Aculée
par la coalition aussi bien sur le terrain que dans la sphère
numérique, l’organisation terroriste Daesh est en perte de vitesse
et tente par tous les moyens de re-galvaniser le moral de ses
troupes. Le dernier discours du cheikh Abou Mohammed Al-Adnani,
porte-parole de l’Etat Islamique, nous donne une idée de la
nouvelle stratégie de communication de l’organisation. Pour la
première fois, Daesh admet implicitement ses pertes et marque ainsi
une rupture avec les précédents discours. Conscients de leur
déliquescence avancée, les chefs de l’Etat Islamique n’ont
d’autre recours que d’admettre leurs pertes, même minimisées,
en tentant toutefois de restructurer un réel déjà fantasmé par
les membres embrigadés de l’Etat Islamique.
Un
discours qui tente de restructurer le réel pour inciter les membres
de Daesh à passer l’action
Dans
son discours, Al-Adnani s’adresse à trois catégories de
personne : la coalition, et plus particulièrement les
Etats-Unis ; les musulmans formant la Ummah de Mohammad et
les soldats de l’Etat Islamiques. Chaque cible renvoie à un thème
particulier : la défaite et le mensonge des croisés ; le
devoir d’ordonner l’adoration d’Allah et de soutenir l’Etat
Islamique ; le passage à l’action pour les moudjahidines du
Califat. Ces thèmes sont amenés crescendo pour atteindre l’apogée
dramatique : l’action, le meurtre.
L’orateur
place son discours sur le ton de la défiance et cherche à faire
renaître l’espoir perdu des soldats du califat. Forcé de
reconnaître ses défaites, Daesh ne peut plus mentir à son
auditoire et se résout à prendre de la distance avec le narratif
qui était le sien depuis la création du Califat. La promesse d’un
Etat fort, sans faille ni faiblesse, déployant ses tentacules sur
l’ensemble des terres promises, ne peut plus être tenue. Et pour
cause, les cadres de l’organisation sont aujourd’hui dans
l’incapacité d’assurer la gouvernance, à délivrer les services
élémentaires et définir son territoire. Ainsi, l’anémie
handicapante de l’Etat Islamique mine le narratif de succès et
force les communicants à utiliser divers subterfuges dans le but de
persuader leurs cibles.
C’est
dans la redéfinition de la notion de victoire et de défaite
qu’Al-Adnani essaie de réorienter le positionnement de la
communication de Daesh. L’orateur emploie des arguments
quasi-logiques1
qui positionnent son discours à mi-chemin entre le démonstratif et
le persuasif. Il oriente son discours grâce à une argumentation
fondée sur la structure du réel. Divers arguments, tels que
l’exemple, l’illustration ou l’analogie, sont destinés à
donner une intelligibilité au réel en lui attribuant des
structures, dans le but d’offrir à son auditoire une nouvelle
façon de percevoir le monde. Ainsi, bien conscient des pertes
infligées par la coalition, il essaie de regagner le cœur des
moudjahidines en affirmant que la victoire est assurée par Allah et
que la défaite n'arrivera que le jour où l’ennemi vaincra tous
les musulmans sur terre :
« Par
Allah nous n’avons pas été trompés. Et annoncez aux Al Salûl la
nouvelle de ce qui leur nuira très prochainement, par la permission
d’Allah. Ils seront les premiers défaits si Allah le veut. »
« La
victoire n’a lieu qu’avec la défaite totale de l’ennemi. Ou
crois-tu, ô Amérique, que la défaite réside dans le fait de
perdre une ville ou un territoire ? […] La défaite consiste
en la perte de la volonté et du désir de combattre.»
La
victoire résiderait donc dans la résilience et la capacité des
soldats à affronter la situation insoutenable qui les touche.

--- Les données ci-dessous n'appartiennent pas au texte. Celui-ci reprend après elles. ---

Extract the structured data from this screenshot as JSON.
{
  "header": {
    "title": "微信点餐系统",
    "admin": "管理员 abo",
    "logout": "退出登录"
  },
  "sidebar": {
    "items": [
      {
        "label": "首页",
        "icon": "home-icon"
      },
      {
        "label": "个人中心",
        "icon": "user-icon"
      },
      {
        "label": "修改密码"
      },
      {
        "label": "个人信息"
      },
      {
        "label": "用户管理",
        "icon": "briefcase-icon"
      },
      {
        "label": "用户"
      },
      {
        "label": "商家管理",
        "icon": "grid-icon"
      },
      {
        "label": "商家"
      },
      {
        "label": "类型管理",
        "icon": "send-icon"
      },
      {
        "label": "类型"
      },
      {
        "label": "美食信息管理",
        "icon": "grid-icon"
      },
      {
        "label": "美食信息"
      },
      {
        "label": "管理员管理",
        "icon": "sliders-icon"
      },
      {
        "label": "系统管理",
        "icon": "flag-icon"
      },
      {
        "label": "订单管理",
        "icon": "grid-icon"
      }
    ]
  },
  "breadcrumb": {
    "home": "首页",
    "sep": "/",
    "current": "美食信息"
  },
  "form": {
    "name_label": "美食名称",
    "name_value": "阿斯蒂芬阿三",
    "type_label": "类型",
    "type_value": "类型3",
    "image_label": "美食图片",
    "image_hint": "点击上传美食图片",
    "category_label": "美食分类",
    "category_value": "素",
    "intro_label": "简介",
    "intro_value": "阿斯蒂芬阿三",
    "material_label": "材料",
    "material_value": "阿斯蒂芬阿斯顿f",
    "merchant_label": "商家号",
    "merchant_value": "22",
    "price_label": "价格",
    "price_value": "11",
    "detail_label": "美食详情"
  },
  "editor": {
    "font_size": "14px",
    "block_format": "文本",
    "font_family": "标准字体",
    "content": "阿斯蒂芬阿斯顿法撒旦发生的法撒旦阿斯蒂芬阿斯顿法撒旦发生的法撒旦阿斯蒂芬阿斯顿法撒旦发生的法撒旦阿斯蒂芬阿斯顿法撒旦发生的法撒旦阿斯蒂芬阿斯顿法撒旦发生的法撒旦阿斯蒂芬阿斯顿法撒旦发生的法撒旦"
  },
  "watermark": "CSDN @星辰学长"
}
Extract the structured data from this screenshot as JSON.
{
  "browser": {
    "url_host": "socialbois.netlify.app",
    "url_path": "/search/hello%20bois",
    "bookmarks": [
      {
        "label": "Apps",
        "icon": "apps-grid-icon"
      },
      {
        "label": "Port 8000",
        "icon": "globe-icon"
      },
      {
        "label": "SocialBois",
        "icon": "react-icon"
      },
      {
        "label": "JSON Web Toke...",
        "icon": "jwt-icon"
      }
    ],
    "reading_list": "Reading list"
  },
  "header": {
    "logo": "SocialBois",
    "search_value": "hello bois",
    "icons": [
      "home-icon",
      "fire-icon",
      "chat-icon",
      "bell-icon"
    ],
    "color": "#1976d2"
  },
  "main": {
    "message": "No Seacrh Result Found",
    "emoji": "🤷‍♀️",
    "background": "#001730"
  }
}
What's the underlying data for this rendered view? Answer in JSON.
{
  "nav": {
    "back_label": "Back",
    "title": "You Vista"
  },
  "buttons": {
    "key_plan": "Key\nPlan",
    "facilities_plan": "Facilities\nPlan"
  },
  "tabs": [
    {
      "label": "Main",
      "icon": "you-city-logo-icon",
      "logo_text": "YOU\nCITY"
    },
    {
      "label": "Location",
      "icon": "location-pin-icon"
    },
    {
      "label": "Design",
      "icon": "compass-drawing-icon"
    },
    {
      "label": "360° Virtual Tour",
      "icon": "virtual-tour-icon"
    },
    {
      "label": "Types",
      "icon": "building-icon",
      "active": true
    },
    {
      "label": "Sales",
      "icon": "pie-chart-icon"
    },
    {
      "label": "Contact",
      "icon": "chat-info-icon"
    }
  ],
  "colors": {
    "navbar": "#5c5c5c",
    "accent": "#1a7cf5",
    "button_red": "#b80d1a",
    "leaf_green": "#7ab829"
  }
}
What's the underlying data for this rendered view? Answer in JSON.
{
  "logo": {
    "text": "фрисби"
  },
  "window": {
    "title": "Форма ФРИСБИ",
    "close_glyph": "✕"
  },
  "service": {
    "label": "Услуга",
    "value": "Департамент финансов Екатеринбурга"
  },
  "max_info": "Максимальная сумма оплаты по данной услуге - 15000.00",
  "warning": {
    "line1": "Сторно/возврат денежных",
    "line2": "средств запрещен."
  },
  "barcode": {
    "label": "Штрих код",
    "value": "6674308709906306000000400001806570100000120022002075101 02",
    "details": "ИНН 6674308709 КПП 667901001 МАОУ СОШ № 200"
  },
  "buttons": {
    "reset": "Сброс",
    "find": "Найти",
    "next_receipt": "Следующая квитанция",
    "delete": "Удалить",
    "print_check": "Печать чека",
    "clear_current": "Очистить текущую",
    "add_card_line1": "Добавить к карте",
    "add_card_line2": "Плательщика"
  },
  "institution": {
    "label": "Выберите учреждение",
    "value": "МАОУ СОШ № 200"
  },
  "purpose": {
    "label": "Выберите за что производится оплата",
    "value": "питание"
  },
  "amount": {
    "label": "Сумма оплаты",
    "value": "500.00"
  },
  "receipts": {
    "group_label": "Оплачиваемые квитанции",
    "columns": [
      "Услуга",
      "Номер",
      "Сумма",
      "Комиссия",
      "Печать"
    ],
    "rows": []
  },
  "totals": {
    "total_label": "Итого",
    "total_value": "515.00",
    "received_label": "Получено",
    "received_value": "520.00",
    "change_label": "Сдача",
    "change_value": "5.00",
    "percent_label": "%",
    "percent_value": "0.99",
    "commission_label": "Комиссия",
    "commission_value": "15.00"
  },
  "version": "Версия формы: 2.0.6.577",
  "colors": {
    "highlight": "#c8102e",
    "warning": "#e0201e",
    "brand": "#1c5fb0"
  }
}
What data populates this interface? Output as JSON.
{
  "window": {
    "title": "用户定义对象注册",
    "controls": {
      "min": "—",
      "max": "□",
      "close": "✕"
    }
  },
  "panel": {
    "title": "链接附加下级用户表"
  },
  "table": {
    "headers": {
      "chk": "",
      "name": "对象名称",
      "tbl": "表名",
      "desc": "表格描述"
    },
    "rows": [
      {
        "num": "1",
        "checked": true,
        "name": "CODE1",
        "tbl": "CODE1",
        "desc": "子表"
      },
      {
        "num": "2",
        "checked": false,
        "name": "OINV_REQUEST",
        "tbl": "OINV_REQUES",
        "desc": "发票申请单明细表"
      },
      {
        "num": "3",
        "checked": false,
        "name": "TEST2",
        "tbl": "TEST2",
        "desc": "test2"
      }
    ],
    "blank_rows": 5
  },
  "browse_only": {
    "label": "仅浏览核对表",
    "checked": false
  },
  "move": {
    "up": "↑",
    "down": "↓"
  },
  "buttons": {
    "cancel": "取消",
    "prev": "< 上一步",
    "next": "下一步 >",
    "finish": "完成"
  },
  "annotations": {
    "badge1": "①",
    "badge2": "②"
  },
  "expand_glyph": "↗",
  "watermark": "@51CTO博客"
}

Tout au long du discours, Al-Adnani flatte l’égo surdimensionné
des combattants en leur promettant la victoire. Cette technique de
manipulation stimule en fait un désir d’existence et de plaisir
face à l’adversité :
« L’épreuve
fut immense et la souffrance grandissante jusqu’à ce que nous
perdions la stabilité dans les villes. Mais cela ne fit qu’augmenter
l’endurance et la certitude des mujâhidîn. […] alors nous
sommes victorieux, quelle que soit la forme, nous sommes victorieux.
Il s’agit de la réalité par Allah, et non de vains slogans. Les
véridiques, parmi les soldats de l’Etat Islamique et ses
commandants, l’ont écrit par leur sang. […] O soldats de
l’Etat Islamique, revoyez et soignez votre intention, réformez
votre volonté et réjouissez-vous car vous êtes victorieux, par
Allah. »
Un
discours performatif qui lance des appels aux « loups
solitaires »
Mohammed
Al-Adnani est devenu aujourd’hui une des figures incontournables de
l’EI. Il jouerait même un rôle supérieur à celui de simple
porte-parole. Selon les services de renseignement occidentaux, il
serait en effet le « Ministre des attentats »2.
Il serait également chargé de « superviser les campagnes de
terreurs en occident » et de motiver les potentiels djihadistes
susceptibles d’organiser des attaques isolées. Les tueries qui ont
ensanglanté les Etats-Unis et la France ces dernières semaines,
pourraient se généraliser à l’avenir en Occident.
Tout
au long de son discours, Al-Adnani fait usage d’actes de langage.
La théorie des actes de langage soutient que dire c’est faire3.
En effet, l’individu accomplit un certain nombre d’actes en
s’exprimant. Cette théorie considère « le langage comme une
action et non pas comme simple véhicule d’information »4.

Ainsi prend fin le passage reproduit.